Segundo informações concedidas ao WSCOM, o salário é transferido pela Superintendência de Obras do Plano de Desenvolvimento do Estado Suplan-PB, para a empresa Andrade Galvão que repassa a remuneração pela Caixa Econômica para cada trabalhador.

São 29 escolas estaduais em reforma nos bairros de Mangabeira, Torre, Mandacaru, Treze de Maio, Bancários e nas cidades de Bayeux e Cabedelo. Cerca de 200 trabalhadores entre eletricistas, pedreiros, serventes e carpinteiros estão parados. O salário que é pago mensalmente, está atrasado há sete dias e sem previsão de pagamento.

De acordo com o chefe da Divisão de Construção e Conservação da Suplan, Edmilton Nunes da Silva, a responsabilidade sobre a falta de pagamento dos trabalhadores é da empresa. “Quando o Governo contrata a empresa quem paga o salário aos trabalhadores é a empresa.
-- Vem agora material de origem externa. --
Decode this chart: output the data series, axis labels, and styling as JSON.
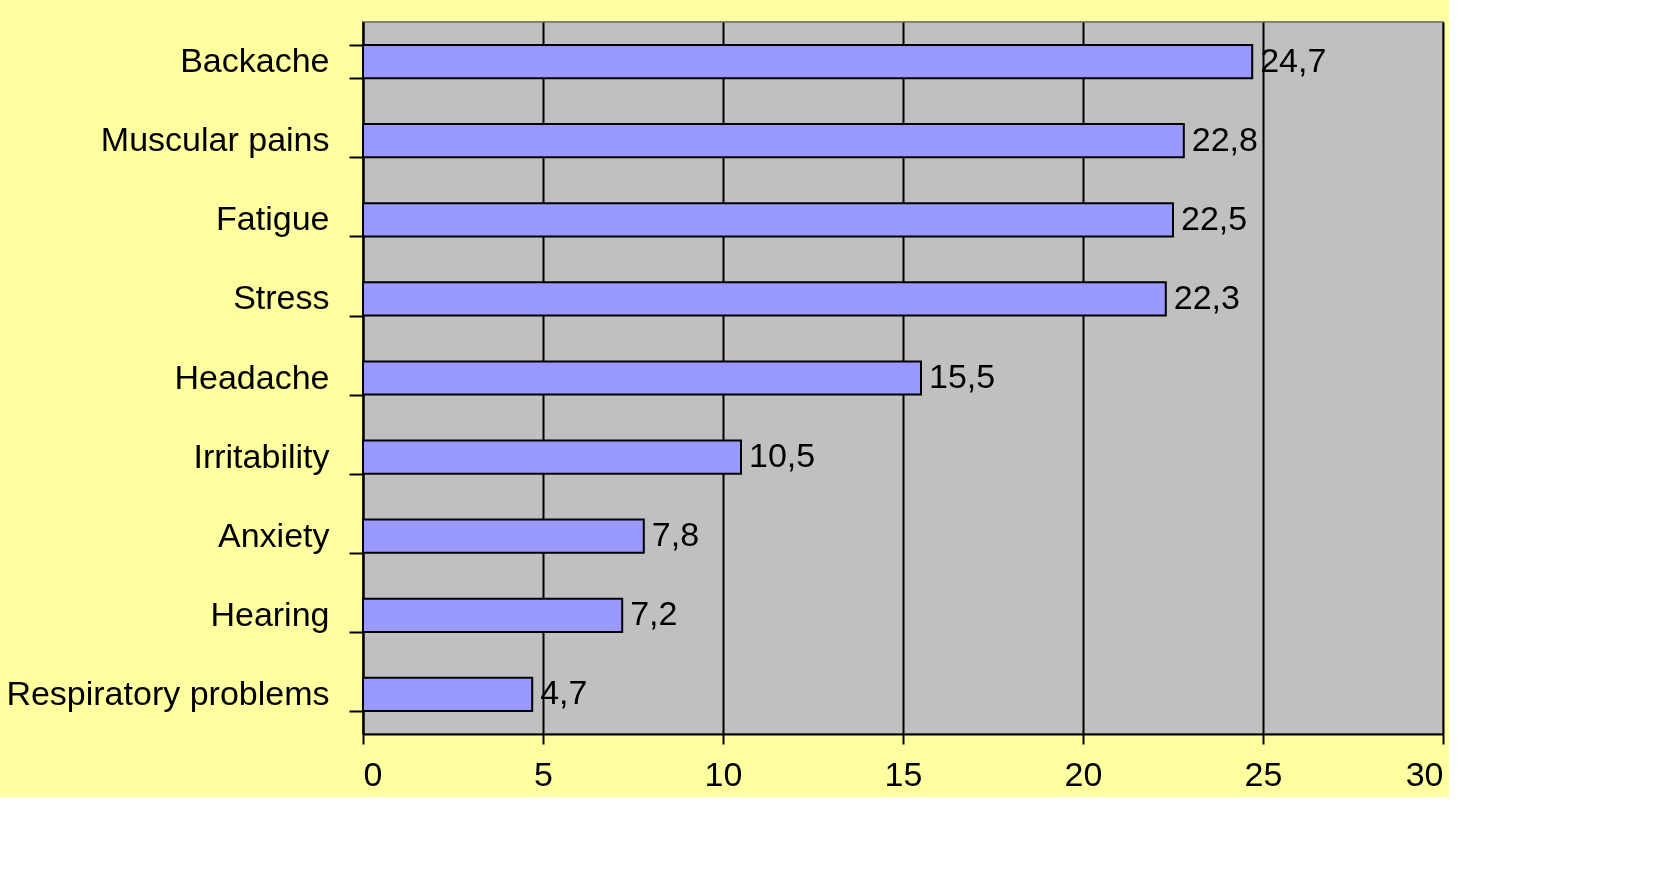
{
  "chart_data": {
    "type": "bar",
    "orientation": "horizontal",
    "categories": [
      "Backache",
      "Muscular pains",
      "Fatigue",
      "Stress",
      "Headache",
      "Irritability",
      "Anxiety",
      "Hearing",
      "Respiratory problems"
    ],
    "values": [
      24.7,
      22.8,
      22.5,
      22.3,
      15.5,
      10.5,
      7.8,
      7.2,
      4.7
    ],
    "value_labels": [
      "24,7",
      "22,8",
      "22,5",
      "22,3",
      "15,5",
      "10,5",
      "7,8",
      "7,2",
      "4,7"
    ],
    "color": "#9999ff",
    "xlim": [
      0,
      30
    ],
    "xticks": [
      0,
      5,
      10,
      15,
      20,
      25,
      30
    ],
    "grid": "x"
  }
}
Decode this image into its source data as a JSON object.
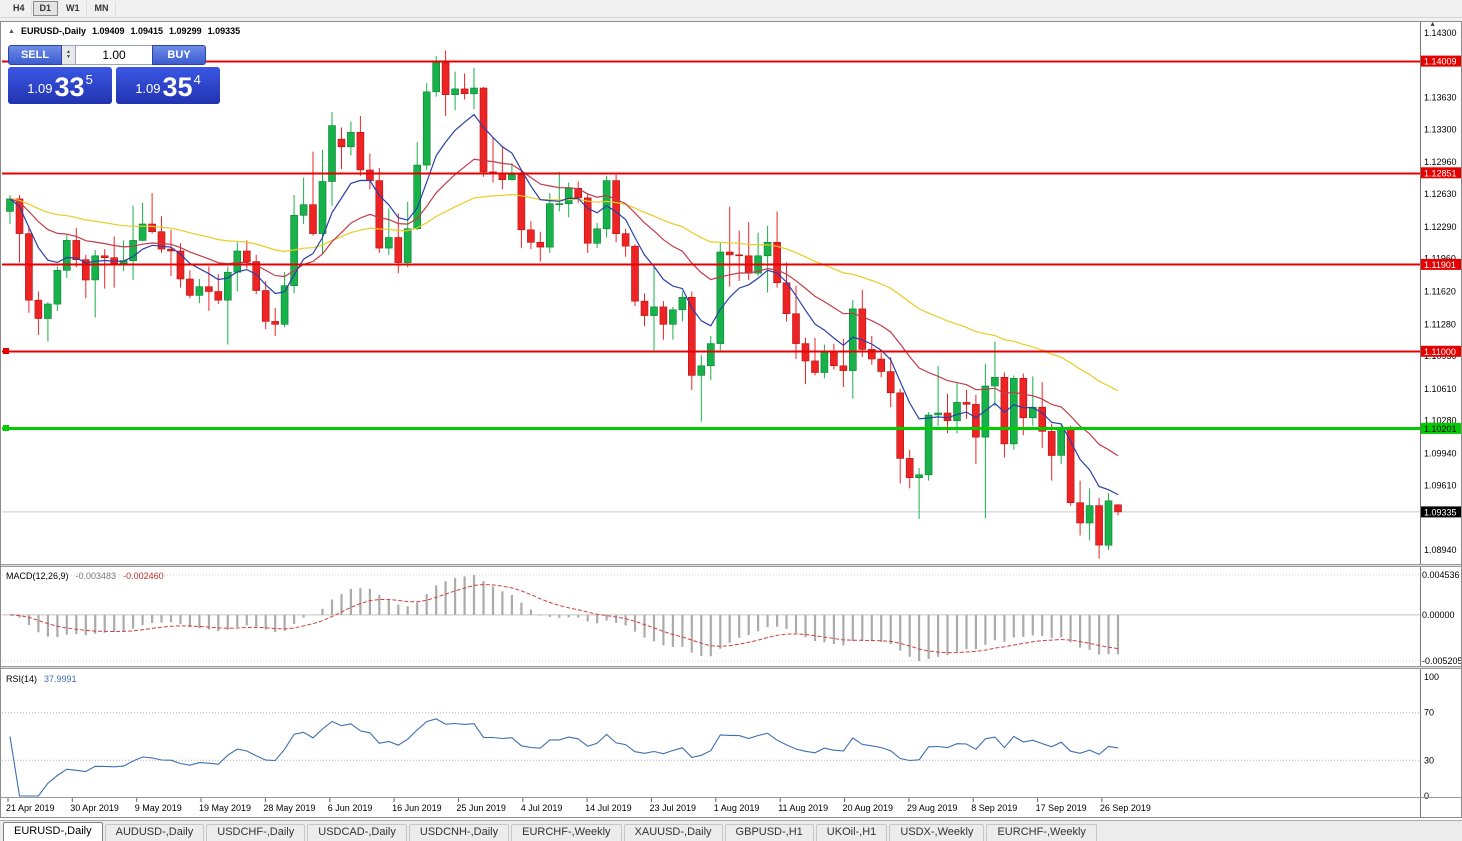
{
  "toolbar": {
    "timeframes": [
      {
        "label": "H4",
        "active": false
      },
      {
        "label": "D1",
        "active": true
      },
      {
        "label": "W1",
        "active": false
      },
      {
        "label": "MN",
        "active": false
      }
    ]
  },
  "chart_header": {
    "collapse_icon": "▲",
    "symbol": "EURUSD-,Daily",
    "open": "1.09409",
    "high": "1.09415",
    "low": "1.09299",
    "close": "1.09335"
  },
  "trade_panel": {
    "sell_label": "SELL",
    "buy_label": "BUY",
    "volume": "1.00",
    "sell_price": {
      "base": "1.09",
      "pips": "33",
      "pipette": "5"
    },
    "buy_price": {
      "base": "1.09",
      "pips": "35",
      "pipette": "4"
    }
  },
  "indicators": {
    "macd": {
      "label": "MACD(12,26,9)",
      "value_main": "-0.003483",
      "value_signal": "-0.002460",
      "axis_labels": [
        "0.004536",
        "0.00000",
        "-0.005205"
      ],
      "fast": 12,
      "slow": 26,
      "signal": 9,
      "histogram_color": "#ababab",
      "signal_color": "#d04040"
    },
    "rsi": {
      "label": "RSI(14)",
      "value": "37.9991",
      "axis_labels": [
        "100",
        "70",
        "30",
        "0"
      ],
      "levels": [
        70,
        30
      ],
      "period": 14,
      "line_color": "#3e6fb0"
    }
  },
  "price_axis": {
    "grid_labels": [
      "1.14300",
      "1.13630",
      "1.13300",
      "1.12960",
      "1.12630",
      "1.12290",
      "1.11960",
      "1.11620",
      "1.11280",
      "1.10950",
      "1.10610",
      "1.10280",
      "1.09940",
      "1.09610",
      "1.08940"
    ]
  },
  "hlines": [
    {
      "price": 1.14009,
      "label": "1.14009",
      "color": "#E60000",
      "width": 2,
      "text_color": "#ffffff",
      "handle": false
    },
    {
      "price": 1.12851,
      "label": "1.12851",
      "color": "#E60000",
      "width": 2,
      "text_color": "#ffffff",
      "handle": false
    },
    {
      "price": 1.11901,
      "label": "1.11901",
      "color": "#E60000",
      "width": 2,
      "text_color": "#ffffff",
      "handle": false
    },
    {
      "price": 1.11,
      "label": "1.11000",
      "color": "#E60000",
      "width": 2,
      "text_color": "#ffffff",
      "handle": true
    },
    {
      "price": 1.10201,
      "label": "1.10201",
      "color": "#00CC00",
      "width": 3,
      "text_color": "#000000",
      "handle": true
    }
  ],
  "bid": {
    "price": 1.09335,
    "label": "1.09335",
    "color": "#000000",
    "text_color": "#ffffff"
  },
  "chart_data": {
    "type": "candlestick",
    "symbol": "EURUSD-",
    "timeframe": "Daily",
    "title": "EURUSD-,Daily",
    "ylim": [
      1.0894,
      1.143
    ],
    "x_labels": [
      "21 Apr 2019",
      "30 Apr 2019",
      "9 May 2019",
      "19 May 2019",
      "28 May 2019",
      "6 Jun 2019",
      "16 Jun 2019",
      "25 Jun 2019",
      "4 Jul 2019",
      "14 Jul 2019",
      "23 Jul 2019",
      "1 Aug 2019",
      "11 Aug 2019",
      "20 Aug 2019",
      "29 Aug 2019",
      "8 Sep 2019",
      "17 Sep 2019",
      "26 Sep 2019"
    ],
    "colors": {
      "bull": "#17b24a",
      "bear": "#ee2424",
      "bull_border": "#0b8134",
      "bear_border": "#b31212"
    },
    "moving_averages": [
      {
        "period": 50,
        "method": "ema",
        "color": "#e8cc22"
      },
      {
        "period": 20,
        "method": "ema",
        "color": "#c23b4b"
      },
      {
        "period": 8,
        "method": "ema",
        "color": "#2a3fa8"
      }
    ],
    "ohlc": [
      [
        1.1245,
        1.1262,
        1.1232,
        1.1258
      ],
      [
        1.1258,
        1.1262,
        1.1192,
        1.1222
      ],
      [
        1.1222,
        1.123,
        1.114,
        1.1153
      ],
      [
        1.1153,
        1.1162,
        1.1117,
        1.1134
      ],
      [
        1.1134,
        1.1151,
        1.111,
        1.1149
      ],
      [
        1.1149,
        1.1188,
        1.1142,
        1.1184
      ],
      [
        1.1184,
        1.1221,
        1.1176,
        1.1215
      ],
      [
        1.1215,
        1.1228,
        1.1187,
        1.1195
      ],
      [
        1.1195,
        1.12,
        1.1155,
        1.1174
      ],
      [
        1.1174,
        1.1205,
        1.1135,
        1.1199
      ],
      [
        1.1199,
        1.1206,
        1.1165,
        1.1197
      ],
      [
        1.1197,
        1.1219,
        1.1166,
        1.1191
      ],
      [
        1.1191,
        1.1215,
        1.1183,
        1.1194
      ],
      [
        1.1194,
        1.1251,
        1.1174,
        1.1215
      ],
      [
        1.1215,
        1.1254,
        1.1214,
        1.1232
      ],
      [
        1.1232,
        1.1264,
        1.1222,
        1.1224
      ],
      [
        1.1224,
        1.124,
        1.1202,
        1.1206
      ],
      [
        1.1206,
        1.1226,
        1.1178,
        1.1204
      ],
      [
        1.1204,
        1.1212,
        1.1166,
        1.1175
      ],
      [
        1.1175,
        1.1184,
        1.1155,
        1.1158
      ],
      [
        1.1158,
        1.1175,
        1.115,
        1.1167
      ],
      [
        1.1167,
        1.1188,
        1.1142,
        1.1162
      ],
      [
        1.1162,
        1.118,
        1.1149,
        1.1153
      ],
      [
        1.1153,
        1.1188,
        1.1107,
        1.1182
      ],
      [
        1.1182,
        1.1213,
        1.1162,
        1.1204
      ],
      [
        1.1204,
        1.1215,
        1.1186,
        1.1193
      ],
      [
        1.1193,
        1.12,
        1.1159,
        1.1163
      ],
      [
        1.1163,
        1.1173,
        1.1123,
        1.1131
      ],
      [
        1.1131,
        1.1145,
        1.1116,
        1.1128
      ],
      [
        1.1128,
        1.1182,
        1.1125,
        1.1168
      ],
      [
        1.1168,
        1.1262,
        1.116,
        1.1241
      ],
      [
        1.1241,
        1.128,
        1.1232,
        1.1252
      ],
      [
        1.1252,
        1.1307,
        1.122,
        1.1222
      ],
      [
        1.1222,
        1.1309,
        1.1201,
        1.1276
      ],
      [
        1.1276,
        1.1348,
        1.1251,
        1.1334
      ],
      [
        1.132,
        1.1332,
        1.1289,
        1.1312
      ],
      [
        1.1312,
        1.1338,
        1.1303,
        1.1327
      ],
      [
        1.1327,
        1.1344,
        1.1282,
        1.1288
      ],
      [
        1.1288,
        1.1305,
        1.1268,
        1.1277
      ],
      [
        1.1277,
        1.129,
        1.1202,
        1.1207
      ],
      [
        1.1207,
        1.1248,
        1.12,
        1.1218
      ],
      [
        1.1218,
        1.1243,
        1.1181,
        1.1192
      ],
      [
        1.1192,
        1.1255,
        1.1187,
        1.1227
      ],
      [
        1.1227,
        1.1317,
        1.1226,
        1.1293
      ],
      [
        1.1293,
        1.1378,
        1.1288,
        1.1369
      ],
      [
        1.1369,
        1.1406,
        1.1364,
        1.1399
      ],
      [
        1.1399,
        1.1412,
        1.1344,
        1.1366
      ],
      [
        1.1366,
        1.139,
        1.135,
        1.1372
      ],
      [
        1.1372,
        1.1388,
        1.1361,
        1.1367
      ],
      [
        1.1367,
        1.1394,
        1.1351,
        1.1373
      ],
      [
        1.1373,
        1.1374,
        1.1281,
        1.1286
      ],
      [
        1.1286,
        1.1322,
        1.1275,
        1.1285
      ],
      [
        1.1285,
        1.1312,
        1.1268,
        1.1278
      ],
      [
        1.1278,
        1.1295,
        1.1277,
        1.1283
      ],
      [
        1.1283,
        1.1288,
        1.1207,
        1.1226
      ],
      [
        1.1226,
        1.1235,
        1.1206,
        1.1213
      ],
      [
        1.1213,
        1.1224,
        1.1193,
        1.1208
      ],
      [
        1.1208,
        1.1264,
        1.1202,
        1.1253
      ],
      [
        1.1253,
        1.1286,
        1.1245,
        1.1253
      ],
      [
        1.1253,
        1.1275,
        1.1239,
        1.1269
      ],
      [
        1.1269,
        1.1276,
        1.1254,
        1.1259
      ],
      [
        1.1259,
        1.1263,
        1.1202,
        1.1212
      ],
      [
        1.1212,
        1.1233,
        1.1207,
        1.1227
      ],
      [
        1.1227,
        1.1282,
        1.1218,
        1.1277
      ],
      [
        1.1277,
        1.1283,
        1.1213,
        1.1222
      ],
      [
        1.1222,
        1.1227,
        1.1198,
        1.1209
      ],
      [
        1.1209,
        1.1211,
        1.1147,
        1.1152
      ],
      [
        1.1152,
        1.116,
        1.1126,
        1.1137
      ],
      [
        1.1137,
        1.1187,
        1.1101,
        1.1146
      ],
      [
        1.1146,
        1.1152,
        1.1112,
        1.1128
      ],
      [
        1.1128,
        1.1146,
        1.1112,
        1.1143
      ],
      [
        1.1143,
        1.1162,
        1.1131,
        1.1156
      ],
      [
        1.1156,
        1.1162,
        1.106,
        1.1075
      ],
      [
        1.1075,
        1.1096,
        1.1027,
        1.1085
      ],
      [
        1.1085,
        1.1116,
        1.107,
        1.1108
      ],
      [
        1.1108,
        1.1213,
        1.1101,
        1.1203
      ],
      [
        1.1203,
        1.125,
        1.1167,
        1.12
      ],
      [
        1.12,
        1.1225,
        1.1173,
        1.1199
      ],
      [
        1.1199,
        1.1234,
        1.1174,
        1.1181
      ],
      [
        1.1181,
        1.1223,
        1.1178,
        1.1199
      ],
      [
        1.1199,
        1.123,
        1.1161,
        1.1213
      ],
      [
        1.1213,
        1.1245,
        1.1166,
        1.1171
      ],
      [
        1.1171,
        1.1192,
        1.1131,
        1.1139
      ],
      [
        1.1139,
        1.1168,
        1.1092,
        1.1108
      ],
      [
        1.1108,
        1.1114,
        1.1066,
        1.109
      ],
      [
        1.109,
        1.1114,
        1.1075,
        1.1078
      ],
      [
        1.1078,
        1.1107,
        1.1072,
        1.11
      ],
      [
        1.11,
        1.1108,
        1.1081,
        1.1085
      ],
      [
        1.1085,
        1.1113,
        1.1063,
        1.108
      ],
      [
        1.108,
        1.1153,
        1.1051,
        1.1144
      ],
      [
        1.1144,
        1.1164,
        1.1094,
        1.1102
      ],
      [
        1.1102,
        1.1116,
        1.1086,
        1.1092
      ],
      [
        1.1092,
        1.1098,
        1.1073,
        1.1079
      ],
      [
        1.1079,
        1.1094,
        1.1042,
        1.1057
      ],
      [
        1.1057,
        1.1061,
        1.0963,
        1.0989
      ],
      [
        1.0989,
        1.0998,
        1.0958,
        1.0969
      ],
      [
        1.0969,
        1.0979,
        1.0926,
        1.0972
      ],
      [
        1.0972,
        1.1037,
        1.0966,
        1.1034
      ],
      [
        1.1034,
        1.1085,
        1.1022,
        1.1036
      ],
      [
        1.1036,
        1.1056,
        1.1015,
        1.1028
      ],
      [
        1.1028,
        1.1067,
        1.1015,
        1.1047
      ],
      [
        1.1047,
        1.106,
        1.103,
        1.1045
      ],
      [
        1.1045,
        1.1055,
        1.0983,
        1.1011
      ],
      [
        1.1011,
        1.1087,
        1.0927,
        1.1064
      ],
      [
        1.1064,
        1.111,
        1.1043,
        1.1073
      ],
      [
        1.1073,
        1.1078,
        1.099,
        1.1004
      ],
      [
        1.1004,
        1.1075,
        1.0998,
        1.1072
      ],
      [
        1.1072,
        1.1077,
        1.1013,
        1.1031
      ],
      [
        1.1031,
        1.1074,
        1.1023,
        1.1042
      ],
      [
        1.1042,
        1.1068,
        1.1,
        1.1017
      ],
      [
        1.1017,
        1.1025,
        1.0966,
        1.0992
      ],
      [
        1.0992,
        1.1024,
        1.0983,
        1.1019
      ],
      [
        1.1019,
        1.1023,
        1.094,
        1.0943
      ],
      [
        1.0943,
        1.0966,
        1.0909,
        1.0922
      ],
      [
        1.0922,
        1.0958,
        1.0904,
        1.094
      ],
      [
        1.094,
        1.0948,
        1.0885,
        1.0899
      ],
      [
        1.0899,
        1.0953,
        1.0894,
        1.0945
      ],
      [
        1.09409,
        1.09415,
        1.09299,
        1.09335
      ]
    ]
  },
  "tabs": [
    {
      "label": "EURUSD-,Daily",
      "active": true
    },
    {
      "label": "AUDUSD-,Daily",
      "active": false
    },
    {
      "label": "USDCHF-,Daily",
      "active": false
    },
    {
      "label": "USDCAD-,Daily",
      "active": false
    },
    {
      "label": "USDCNH-,Daily",
      "active": false
    },
    {
      "label": "EURCHF-,Weekly",
      "active": false
    },
    {
      "label": "XAUUSD-,Daily",
      "active": false
    },
    {
      "label": "GBPUSD-,H1",
      "active": false
    },
    {
      "label": "UKOil-,H1",
      "active": false
    },
    {
      "label": "USDX-,Weekly",
      "active": false
    },
    {
      "label": "EURCHF-,Weekly",
      "active": false
    }
  ]
}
Caso isso não esteja acontecendo e as reformas ou obras estejam paradas, usaremos os tramites legais para averiguar. As empresas firmam contrato com o Governo para dar manutenção e recuperar essas escolas. Se os fiscais chegarem com a relação das escolas que não estão com as reformas acontecendo, tomaremos as medidas cabíveis”, afirmou.

Já, a secretária da Andrade Galvão, Márcia Lima, disse que procurássemos a Suplan, insinuando que a verba não foi repassada para a empresa. Ela disse ainda que a pessoa responsável pelos pagamentos está viajando, chega amanhã (8).